W&L's Other Famous Resident: Patsy Cline
Country music icon Patsy Cline died 50 years ago this past March, and so a flurry of feature stories about her have cropped up in the past few months. One that caught our eye appeared in The Morning News, an online magazine of “essays, art, humor, and culture.” What does Patsy Cline have to do with Washington and Lee? More than you might know.
As writer John Lingan recounts in “A Closer Walk with Thee,” Patsy’s father, Sam Hensley, was the head boilerman at W&L from 1937 to 1942, and the family, including Patsy (her real name is Virginia; she was called “Ginny” at the time), lived in a house across Woods Creek from Doremus Gymnasium.
Patsy was five when the family moved to Lexington. The first professional music she ever heard, writes Lingan, wafted from the big bands that visited W&L. “For five years,” he writes, “Ginny sat by her bedroom window and heard weekly dance concerts by the world-class jazz orchestras that came on campus to soundtrack fraternity parties.”

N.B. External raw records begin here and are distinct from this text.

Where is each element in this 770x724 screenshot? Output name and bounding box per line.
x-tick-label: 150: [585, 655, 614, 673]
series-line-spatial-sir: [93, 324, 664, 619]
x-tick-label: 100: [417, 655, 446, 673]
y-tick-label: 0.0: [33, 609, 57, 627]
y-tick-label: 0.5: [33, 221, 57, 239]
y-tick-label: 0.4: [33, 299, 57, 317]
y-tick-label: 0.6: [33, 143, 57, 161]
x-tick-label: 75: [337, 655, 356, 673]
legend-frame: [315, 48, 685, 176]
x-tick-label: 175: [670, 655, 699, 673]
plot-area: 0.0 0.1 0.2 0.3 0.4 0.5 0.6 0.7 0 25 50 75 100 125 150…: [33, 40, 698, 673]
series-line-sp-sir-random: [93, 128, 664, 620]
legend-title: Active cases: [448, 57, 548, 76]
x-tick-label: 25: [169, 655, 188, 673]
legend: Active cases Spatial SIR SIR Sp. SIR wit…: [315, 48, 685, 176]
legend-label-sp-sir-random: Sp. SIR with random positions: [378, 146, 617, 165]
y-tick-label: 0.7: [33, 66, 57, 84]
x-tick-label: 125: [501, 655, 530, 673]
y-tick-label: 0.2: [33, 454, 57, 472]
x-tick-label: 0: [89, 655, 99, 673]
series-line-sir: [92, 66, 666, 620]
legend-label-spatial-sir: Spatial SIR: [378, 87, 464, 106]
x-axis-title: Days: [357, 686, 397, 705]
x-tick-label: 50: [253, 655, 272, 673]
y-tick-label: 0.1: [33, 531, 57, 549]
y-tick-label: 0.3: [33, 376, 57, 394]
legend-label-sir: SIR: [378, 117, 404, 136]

You can find the more detailed story about Patsy Cline’s Lexington and W&L days in the book “Patsy Cline: The Making of an Icon,” by Douglas Gomery. He conducted research in Leyburn Library several years ago. He devotes a dozen pages to the family’s Lexington period, even listing many of the bands and, especially, female singers who performed during those years at Fancy Dress, Cotillion Club Opening Dance, Sophomore Prom and other functions, many held in Doremus.
One particular Fancy Dress that Gomery mentions was the 1940 event, when the CBS radio network broadcast Kay Kyser’s band nationally from W&L. Writes Gomery: “That W&L was even considered for a remote broadcast meant that the Hensleys (including Ginny/Patsy) would listen live or tune in on the CBS radio network and hear the same music.”
Patsy Cline’s Lexington period is part of the story that guides tell visitors to the Patsy Cline Historic House and Museum, which is now open for its second full season in Winchester, Va.